Moreover, the upbeat US jobs report released on Friday indicates a potential delay in interest rate cuts by the Federal Reserve (Fed), reinforcing support for elevated US Treasury bond yields. Consequently, this bolsters demand for the US Dollar (USD), contributing to the strengthening of the USD/JPY pair. However, speculations regarding potential intervention by Japanese authorities to curb further weakness in the JPY may limit gains for the currency pair, particularly ahead of significant data releases from the US scheduled for this week.

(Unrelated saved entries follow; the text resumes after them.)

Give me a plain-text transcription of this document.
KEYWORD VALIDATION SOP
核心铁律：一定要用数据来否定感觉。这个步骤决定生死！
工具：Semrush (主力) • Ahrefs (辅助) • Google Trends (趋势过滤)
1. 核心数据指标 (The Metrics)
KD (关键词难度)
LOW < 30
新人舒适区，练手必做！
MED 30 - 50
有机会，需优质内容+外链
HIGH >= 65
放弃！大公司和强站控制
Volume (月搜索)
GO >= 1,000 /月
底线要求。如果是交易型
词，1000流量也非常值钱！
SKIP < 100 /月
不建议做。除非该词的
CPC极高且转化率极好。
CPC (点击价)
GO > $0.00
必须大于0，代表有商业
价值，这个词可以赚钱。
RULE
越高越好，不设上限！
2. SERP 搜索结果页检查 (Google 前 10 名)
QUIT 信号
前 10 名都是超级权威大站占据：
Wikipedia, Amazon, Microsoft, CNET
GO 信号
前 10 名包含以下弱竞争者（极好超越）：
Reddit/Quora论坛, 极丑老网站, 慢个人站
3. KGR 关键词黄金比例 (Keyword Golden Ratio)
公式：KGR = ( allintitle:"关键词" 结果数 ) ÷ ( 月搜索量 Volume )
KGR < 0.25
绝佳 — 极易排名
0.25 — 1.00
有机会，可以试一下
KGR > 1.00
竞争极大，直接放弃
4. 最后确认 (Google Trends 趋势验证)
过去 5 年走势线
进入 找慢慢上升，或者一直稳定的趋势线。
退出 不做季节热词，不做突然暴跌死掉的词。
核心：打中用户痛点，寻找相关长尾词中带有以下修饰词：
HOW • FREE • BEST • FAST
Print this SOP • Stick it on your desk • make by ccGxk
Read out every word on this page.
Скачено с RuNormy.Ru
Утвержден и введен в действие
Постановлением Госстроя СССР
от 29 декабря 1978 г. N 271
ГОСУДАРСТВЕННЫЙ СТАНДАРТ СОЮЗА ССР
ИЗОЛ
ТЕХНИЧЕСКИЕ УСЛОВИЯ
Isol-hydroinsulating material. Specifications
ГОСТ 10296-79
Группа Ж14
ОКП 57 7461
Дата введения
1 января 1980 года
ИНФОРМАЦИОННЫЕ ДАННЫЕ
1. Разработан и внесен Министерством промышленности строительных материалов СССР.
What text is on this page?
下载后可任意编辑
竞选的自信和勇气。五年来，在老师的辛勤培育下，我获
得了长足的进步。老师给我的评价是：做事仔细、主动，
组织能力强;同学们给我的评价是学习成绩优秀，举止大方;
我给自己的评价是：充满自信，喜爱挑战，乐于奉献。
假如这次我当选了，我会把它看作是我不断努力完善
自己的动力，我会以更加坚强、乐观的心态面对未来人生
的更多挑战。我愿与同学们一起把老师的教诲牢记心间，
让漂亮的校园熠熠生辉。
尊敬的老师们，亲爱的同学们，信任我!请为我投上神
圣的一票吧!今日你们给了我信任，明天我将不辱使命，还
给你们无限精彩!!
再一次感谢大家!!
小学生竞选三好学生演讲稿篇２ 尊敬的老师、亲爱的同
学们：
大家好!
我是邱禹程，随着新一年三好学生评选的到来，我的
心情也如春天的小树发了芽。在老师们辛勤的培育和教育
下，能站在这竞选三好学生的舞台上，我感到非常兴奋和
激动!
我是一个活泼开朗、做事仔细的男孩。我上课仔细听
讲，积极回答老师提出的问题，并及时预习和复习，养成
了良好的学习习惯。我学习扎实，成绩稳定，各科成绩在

Market observers note that the BoJ’s cautious approach towards policy tightening, combined with softer wage data from Japan, has exerted downward pressure on the Japanese Yen for consecutive days. Following the March monetary policy meeting, the BoJ refrained from offering guidance on future steps or the pace of policy normalization, adopting a dovish tone.

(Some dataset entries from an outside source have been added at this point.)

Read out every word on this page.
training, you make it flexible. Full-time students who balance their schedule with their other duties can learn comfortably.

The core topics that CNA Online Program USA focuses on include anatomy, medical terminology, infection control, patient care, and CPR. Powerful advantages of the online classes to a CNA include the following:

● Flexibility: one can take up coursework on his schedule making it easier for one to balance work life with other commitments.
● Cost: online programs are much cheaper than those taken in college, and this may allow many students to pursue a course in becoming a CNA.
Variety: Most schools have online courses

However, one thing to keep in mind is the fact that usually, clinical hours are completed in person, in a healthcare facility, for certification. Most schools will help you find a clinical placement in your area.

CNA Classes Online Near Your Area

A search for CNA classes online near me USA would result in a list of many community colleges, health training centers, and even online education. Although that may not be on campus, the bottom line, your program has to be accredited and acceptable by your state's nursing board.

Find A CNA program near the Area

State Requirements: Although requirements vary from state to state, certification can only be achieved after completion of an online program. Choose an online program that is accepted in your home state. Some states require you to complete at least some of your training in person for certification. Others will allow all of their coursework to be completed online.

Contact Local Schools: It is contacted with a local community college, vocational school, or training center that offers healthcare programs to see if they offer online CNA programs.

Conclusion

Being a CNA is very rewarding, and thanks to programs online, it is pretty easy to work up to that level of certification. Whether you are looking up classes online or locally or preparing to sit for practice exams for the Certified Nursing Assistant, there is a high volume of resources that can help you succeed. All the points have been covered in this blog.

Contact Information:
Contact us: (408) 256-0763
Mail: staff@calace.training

Additionally, data from the labor ministry revealed a 1.3% year-on-year decline in Japanese workers’ inflation-adjusted real wages in February, further contributing to the weakening sentiment surrounding the JPY. Although Japan’s current account showed an increase to 2.64 trillion Yen in February, it fell short of consensus estimates.

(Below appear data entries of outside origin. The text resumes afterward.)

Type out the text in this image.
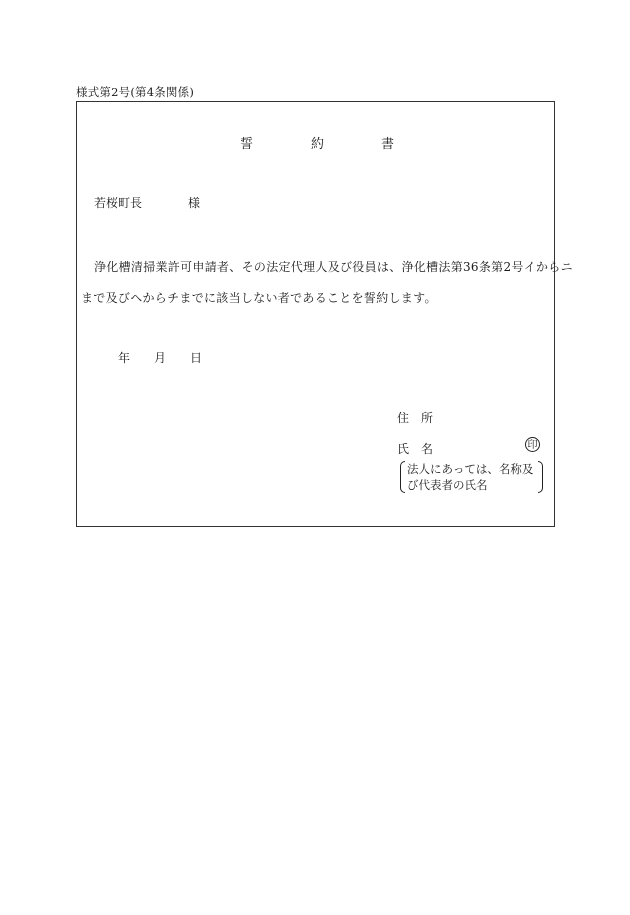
様式第2号(第4条関係)
誓	約	書
若桜町長	様
浄化槽清掃業許可申請者、その法定代理人及び役員は、浄化槽法第36条第2号イからニ
まで及びヘからチまでに該当しない者であることを誓約します。
年 月 日
住　所
氏　名	印
法人にあっては、名称及
び代表者の氏名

On the geopolitical front, reports suggesting progress in Gaza ceasefire talks have bolstered investor confidence and weakened demand for safe-haven assets like the JPY. Despite continued verbal interventions by Japanese government officials to defend the domestic currency, little impact has been observed on JPY bulls or the upward movement of the USD/JPY pair.
Meanwhile, the focus shifts to the upcoming release of US consumer inflation figures for March, followed by the Federal Open Market Committee (FOMC) meeting minutes. Investors seek clarity on potential Fed rate cuts in 2024 before positioning for the next directional move in both the USD and the USD/JPY pair.
From a technical standpoint, bulls await sustained strength above the 152.00 mark to regain control. Conversely, the 151.30 horizontal zone acts as immediate support, followed by the 151.00 mark. A breach below these levels could lead to further downside towards the 150.30 region, with a decisive break below 150.00 favoring bearish traders. Subsequent support levels lie at 149.35-149.30, eventually targeting the 149.00 mark.